During his stay in Pakistan, he received training from music maestros including Mehdi Hassan, Ghulam Ali and Rafiq Shinwari. In late 1990s, financial constraints forced him to settle in Canada. He opened a music school there and began teaching traditional and classical South Asian music along with Urdu, Persian and Pashto architectonic of music.

“I have 200 students at my art school. They are from different countries and like traditional music more than any other music genre. Pashto traditional music is matchless and everlasting while pop music has no bright future,” said Shah Wali while talking to this scribe.
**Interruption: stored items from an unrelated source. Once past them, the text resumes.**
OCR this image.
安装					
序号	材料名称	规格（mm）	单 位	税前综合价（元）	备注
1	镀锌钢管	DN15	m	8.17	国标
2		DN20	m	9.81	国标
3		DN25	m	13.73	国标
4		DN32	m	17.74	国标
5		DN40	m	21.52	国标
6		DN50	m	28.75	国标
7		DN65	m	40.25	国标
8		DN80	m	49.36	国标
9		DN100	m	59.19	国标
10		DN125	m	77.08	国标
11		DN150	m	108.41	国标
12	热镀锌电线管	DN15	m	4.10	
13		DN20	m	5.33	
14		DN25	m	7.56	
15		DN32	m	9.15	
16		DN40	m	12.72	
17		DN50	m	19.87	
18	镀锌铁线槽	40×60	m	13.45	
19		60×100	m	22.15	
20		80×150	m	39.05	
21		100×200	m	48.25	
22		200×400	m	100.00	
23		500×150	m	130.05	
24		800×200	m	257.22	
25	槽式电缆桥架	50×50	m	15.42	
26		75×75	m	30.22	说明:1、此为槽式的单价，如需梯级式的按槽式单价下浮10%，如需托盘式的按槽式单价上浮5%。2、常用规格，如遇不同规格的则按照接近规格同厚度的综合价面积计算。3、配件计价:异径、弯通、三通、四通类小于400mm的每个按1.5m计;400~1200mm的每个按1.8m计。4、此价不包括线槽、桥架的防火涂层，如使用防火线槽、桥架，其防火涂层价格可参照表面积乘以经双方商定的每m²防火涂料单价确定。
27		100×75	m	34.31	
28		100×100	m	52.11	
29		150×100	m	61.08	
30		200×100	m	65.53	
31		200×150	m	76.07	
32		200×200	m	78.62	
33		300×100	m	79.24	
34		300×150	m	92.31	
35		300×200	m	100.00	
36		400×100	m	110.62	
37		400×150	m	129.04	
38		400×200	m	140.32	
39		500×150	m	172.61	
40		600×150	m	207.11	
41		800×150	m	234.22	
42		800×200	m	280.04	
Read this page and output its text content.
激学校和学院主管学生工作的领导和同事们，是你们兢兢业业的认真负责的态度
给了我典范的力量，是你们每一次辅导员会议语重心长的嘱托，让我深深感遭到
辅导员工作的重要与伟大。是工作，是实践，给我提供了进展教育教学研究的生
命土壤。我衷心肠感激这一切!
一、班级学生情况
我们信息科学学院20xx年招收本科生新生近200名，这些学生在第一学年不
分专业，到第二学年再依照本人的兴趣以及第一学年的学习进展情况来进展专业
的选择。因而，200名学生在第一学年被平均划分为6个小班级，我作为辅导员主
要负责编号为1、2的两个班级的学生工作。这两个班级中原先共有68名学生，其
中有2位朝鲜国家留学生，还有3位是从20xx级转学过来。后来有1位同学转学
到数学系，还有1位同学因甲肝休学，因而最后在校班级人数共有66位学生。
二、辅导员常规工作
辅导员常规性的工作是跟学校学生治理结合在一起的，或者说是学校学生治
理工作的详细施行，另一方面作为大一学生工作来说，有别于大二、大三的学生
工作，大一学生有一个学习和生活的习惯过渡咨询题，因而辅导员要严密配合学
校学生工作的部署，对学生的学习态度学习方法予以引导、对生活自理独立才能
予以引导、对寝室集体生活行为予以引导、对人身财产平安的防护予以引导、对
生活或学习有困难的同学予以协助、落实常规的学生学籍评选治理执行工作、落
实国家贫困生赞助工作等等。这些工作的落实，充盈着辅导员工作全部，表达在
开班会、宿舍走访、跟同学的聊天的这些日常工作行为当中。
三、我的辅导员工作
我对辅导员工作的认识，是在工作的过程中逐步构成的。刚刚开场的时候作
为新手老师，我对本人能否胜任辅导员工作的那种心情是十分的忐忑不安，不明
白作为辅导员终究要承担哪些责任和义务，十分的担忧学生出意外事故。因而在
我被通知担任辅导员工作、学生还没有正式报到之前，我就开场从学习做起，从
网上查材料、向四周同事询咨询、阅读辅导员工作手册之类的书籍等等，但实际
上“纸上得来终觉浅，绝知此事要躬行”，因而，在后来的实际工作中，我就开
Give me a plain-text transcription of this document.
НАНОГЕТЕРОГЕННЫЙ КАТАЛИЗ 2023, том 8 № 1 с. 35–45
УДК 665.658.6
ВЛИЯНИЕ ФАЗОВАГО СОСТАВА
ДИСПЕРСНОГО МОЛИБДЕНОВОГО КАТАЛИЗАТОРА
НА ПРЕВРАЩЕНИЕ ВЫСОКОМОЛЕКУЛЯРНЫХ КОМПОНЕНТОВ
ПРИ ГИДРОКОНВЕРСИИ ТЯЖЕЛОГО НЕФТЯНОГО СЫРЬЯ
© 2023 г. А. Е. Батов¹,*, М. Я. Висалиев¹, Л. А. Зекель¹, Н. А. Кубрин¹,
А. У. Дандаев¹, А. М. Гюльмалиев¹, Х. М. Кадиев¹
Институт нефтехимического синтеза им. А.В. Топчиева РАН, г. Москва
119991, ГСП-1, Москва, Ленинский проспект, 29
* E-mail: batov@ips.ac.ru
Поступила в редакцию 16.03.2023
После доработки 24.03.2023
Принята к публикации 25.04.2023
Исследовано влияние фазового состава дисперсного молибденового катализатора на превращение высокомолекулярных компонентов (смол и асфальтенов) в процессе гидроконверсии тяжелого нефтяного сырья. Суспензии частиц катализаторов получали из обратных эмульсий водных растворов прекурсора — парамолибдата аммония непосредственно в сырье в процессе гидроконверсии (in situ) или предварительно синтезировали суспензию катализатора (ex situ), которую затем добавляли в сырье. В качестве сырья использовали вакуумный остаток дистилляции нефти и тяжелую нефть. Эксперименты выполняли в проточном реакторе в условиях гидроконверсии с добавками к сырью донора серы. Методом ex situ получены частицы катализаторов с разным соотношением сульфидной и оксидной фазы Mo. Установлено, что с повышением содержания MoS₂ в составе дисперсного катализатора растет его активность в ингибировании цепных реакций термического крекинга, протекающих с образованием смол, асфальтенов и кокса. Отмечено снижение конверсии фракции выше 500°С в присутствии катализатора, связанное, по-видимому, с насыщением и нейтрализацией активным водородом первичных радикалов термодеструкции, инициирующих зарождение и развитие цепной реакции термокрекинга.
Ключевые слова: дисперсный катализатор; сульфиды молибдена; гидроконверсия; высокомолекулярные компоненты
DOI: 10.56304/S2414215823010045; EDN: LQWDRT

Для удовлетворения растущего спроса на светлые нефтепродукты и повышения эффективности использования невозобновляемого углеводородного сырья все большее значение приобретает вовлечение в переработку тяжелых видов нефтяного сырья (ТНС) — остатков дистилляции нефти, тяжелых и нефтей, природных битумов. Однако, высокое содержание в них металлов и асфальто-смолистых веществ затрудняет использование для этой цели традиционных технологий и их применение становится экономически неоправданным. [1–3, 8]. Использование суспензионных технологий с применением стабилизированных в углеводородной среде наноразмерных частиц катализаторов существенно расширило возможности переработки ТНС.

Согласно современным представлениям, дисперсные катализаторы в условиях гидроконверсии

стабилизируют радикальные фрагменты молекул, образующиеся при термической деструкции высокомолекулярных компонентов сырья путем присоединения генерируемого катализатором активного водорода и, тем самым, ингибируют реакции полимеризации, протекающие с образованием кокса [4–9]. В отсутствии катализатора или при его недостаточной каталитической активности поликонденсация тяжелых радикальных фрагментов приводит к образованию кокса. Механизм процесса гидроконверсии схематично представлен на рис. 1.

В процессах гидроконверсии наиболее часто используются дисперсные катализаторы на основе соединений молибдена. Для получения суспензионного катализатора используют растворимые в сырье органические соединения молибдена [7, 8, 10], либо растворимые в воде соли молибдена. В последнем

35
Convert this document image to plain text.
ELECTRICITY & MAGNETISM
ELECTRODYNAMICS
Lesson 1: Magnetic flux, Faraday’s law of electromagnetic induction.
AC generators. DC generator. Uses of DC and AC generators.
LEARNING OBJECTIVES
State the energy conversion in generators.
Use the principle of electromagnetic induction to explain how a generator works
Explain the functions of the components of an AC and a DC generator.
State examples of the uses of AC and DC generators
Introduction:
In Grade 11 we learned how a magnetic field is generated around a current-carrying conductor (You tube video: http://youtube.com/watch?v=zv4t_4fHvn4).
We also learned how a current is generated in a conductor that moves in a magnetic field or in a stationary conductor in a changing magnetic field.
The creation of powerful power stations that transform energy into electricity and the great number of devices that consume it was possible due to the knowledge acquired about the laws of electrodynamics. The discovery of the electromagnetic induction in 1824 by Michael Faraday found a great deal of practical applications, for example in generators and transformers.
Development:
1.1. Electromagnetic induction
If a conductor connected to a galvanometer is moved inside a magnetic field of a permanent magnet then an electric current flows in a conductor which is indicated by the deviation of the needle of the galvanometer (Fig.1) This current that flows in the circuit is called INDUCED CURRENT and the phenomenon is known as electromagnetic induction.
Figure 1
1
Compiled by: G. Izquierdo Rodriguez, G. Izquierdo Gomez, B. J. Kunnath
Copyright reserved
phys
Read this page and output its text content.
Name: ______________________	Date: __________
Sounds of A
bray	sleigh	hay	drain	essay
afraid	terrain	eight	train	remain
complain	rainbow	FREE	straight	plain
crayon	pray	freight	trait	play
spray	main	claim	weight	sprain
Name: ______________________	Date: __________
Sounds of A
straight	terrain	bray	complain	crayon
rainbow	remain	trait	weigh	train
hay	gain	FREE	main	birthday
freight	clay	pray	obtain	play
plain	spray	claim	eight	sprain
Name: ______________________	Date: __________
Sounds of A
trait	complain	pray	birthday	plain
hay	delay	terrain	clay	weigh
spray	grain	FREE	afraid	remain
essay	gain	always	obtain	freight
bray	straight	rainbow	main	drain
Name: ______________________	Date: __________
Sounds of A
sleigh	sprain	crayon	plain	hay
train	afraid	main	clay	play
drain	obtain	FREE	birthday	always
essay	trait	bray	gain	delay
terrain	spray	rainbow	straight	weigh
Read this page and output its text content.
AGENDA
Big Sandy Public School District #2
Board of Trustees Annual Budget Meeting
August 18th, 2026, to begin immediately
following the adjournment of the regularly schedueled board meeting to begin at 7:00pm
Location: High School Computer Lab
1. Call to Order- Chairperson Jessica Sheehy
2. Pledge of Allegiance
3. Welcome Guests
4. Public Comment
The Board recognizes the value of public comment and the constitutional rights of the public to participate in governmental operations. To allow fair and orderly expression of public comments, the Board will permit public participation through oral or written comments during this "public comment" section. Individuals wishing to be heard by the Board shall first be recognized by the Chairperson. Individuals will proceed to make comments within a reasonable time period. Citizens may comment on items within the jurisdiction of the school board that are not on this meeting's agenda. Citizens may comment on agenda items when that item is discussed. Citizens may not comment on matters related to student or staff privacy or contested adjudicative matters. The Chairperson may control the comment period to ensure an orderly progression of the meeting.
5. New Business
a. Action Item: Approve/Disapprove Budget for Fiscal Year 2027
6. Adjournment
Recipient of 400 awards from various literary and cultural organisations, he has 2,000 audio and videocassettes and CDs to his credit. Shah Wali visited Peshawar in 2005 after a decade and pledged that he would visit his fans every winter both in Kabul and Peshawar. He, however, could not keep his promise last year because of the poor law and order situation in Peshawar.

His two singer sons, Zar Wali and Mumtaz Wali, are residing in Peshawar. The former recently started work as a music director with the Afghan state-run TV, RTA, in Kabul. Shah Wali this time recorded new and unsung poetry of Rahman Baba, Abdul Hameed Baba, Khushal Khan Khattak, Amir Hamza Shinwari, Qalandar Momand, Rahmat Shah Sail, Abaseen Yousafzai, Khatir Afridi, Khyber Afridi and Murad Shinwari. He also sang popular numbers of two Afghan poets Said Murad Baacha and Malang Jan that he had sung 30 years ago in Afghanistan. Nisar Khalil produced and Prof Abaseen Yousafzai performed as compere of the show in Peshawar while Mas Khan composed the music.